Fredric Raichlen

On a hot summer day, we enjoy watching the waves gently advance and recede while relaxing on the beach. When a wave meets excited waders in the water, they jump and scream with delight. However, from where do these waves come? Why do they break on the shore, and how do they form? In Waves, Fredric Raichlen describes how waves develop through time, from their origin in the deep ocean to their impacts on the coast. He describes both the science of waves and the technology that can be employed to safeguard us against their more extreme manifestations, such as hurricanes and tsunamis, in a way easily understood by nonscientists.
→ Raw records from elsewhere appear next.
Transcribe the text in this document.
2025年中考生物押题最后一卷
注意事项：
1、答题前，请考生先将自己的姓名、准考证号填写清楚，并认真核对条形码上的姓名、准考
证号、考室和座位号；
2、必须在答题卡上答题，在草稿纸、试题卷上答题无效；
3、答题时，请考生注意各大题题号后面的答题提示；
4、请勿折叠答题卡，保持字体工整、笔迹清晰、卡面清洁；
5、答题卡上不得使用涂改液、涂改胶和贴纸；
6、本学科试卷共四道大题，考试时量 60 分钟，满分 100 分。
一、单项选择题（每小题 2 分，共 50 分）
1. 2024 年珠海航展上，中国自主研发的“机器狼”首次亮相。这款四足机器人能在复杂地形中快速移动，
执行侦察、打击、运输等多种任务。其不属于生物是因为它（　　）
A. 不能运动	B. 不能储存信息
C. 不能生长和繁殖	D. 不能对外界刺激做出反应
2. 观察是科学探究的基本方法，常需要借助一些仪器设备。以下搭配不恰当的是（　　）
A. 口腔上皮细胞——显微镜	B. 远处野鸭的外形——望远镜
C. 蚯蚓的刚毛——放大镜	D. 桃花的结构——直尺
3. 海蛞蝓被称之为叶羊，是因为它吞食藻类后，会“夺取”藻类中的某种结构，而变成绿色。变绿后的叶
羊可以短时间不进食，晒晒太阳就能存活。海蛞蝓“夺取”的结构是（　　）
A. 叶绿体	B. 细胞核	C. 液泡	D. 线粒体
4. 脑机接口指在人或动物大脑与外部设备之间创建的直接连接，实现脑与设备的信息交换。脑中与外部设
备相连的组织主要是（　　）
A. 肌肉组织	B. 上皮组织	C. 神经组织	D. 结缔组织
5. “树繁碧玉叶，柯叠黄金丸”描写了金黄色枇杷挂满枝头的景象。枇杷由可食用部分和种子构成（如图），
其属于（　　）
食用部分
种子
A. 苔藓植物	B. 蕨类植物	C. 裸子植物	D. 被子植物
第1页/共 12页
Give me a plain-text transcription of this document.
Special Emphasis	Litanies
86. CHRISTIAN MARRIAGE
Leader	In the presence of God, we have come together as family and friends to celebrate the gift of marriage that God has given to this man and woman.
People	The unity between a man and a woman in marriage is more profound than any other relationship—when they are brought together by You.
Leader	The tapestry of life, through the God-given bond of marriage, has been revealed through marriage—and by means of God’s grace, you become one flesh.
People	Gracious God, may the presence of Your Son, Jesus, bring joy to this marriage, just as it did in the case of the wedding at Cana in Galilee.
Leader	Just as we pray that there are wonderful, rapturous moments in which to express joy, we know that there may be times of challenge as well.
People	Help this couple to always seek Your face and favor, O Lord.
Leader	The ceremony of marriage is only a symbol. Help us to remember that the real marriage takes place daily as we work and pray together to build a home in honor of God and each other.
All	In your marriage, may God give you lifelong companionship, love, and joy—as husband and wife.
Following a brief definition of waves and an explanation of how wind waves are generated, Raichlen goes on to explain how waves move, shoal (raise), break and undergo various changes. He continues by describing, among other things, the intricate interactions between the sun, earth, and moon that produce astronomical tides (the daily, predictable high and low tides); the impacts of waves on the beach, such as rip currents and beach erosion; as well as on harbors and shipping; and the construction of breakwaters to safeguard harbors and bays. He talks about hurricanes, storm surges, and waves brought on by hurricanes. He provides a succinct history of tsunamis, including those that occurred in Sumatra in 2004 and Japan in 2011, and discusses the processes that cause them (including earthquakes, landslides, and volcanoes).

Waves might be insignificant swells that gently lap the coast or enormous tsunamis that obliterate everything in their path. Waves provide a different kind of beach reading by describing the science driving this astounding variety.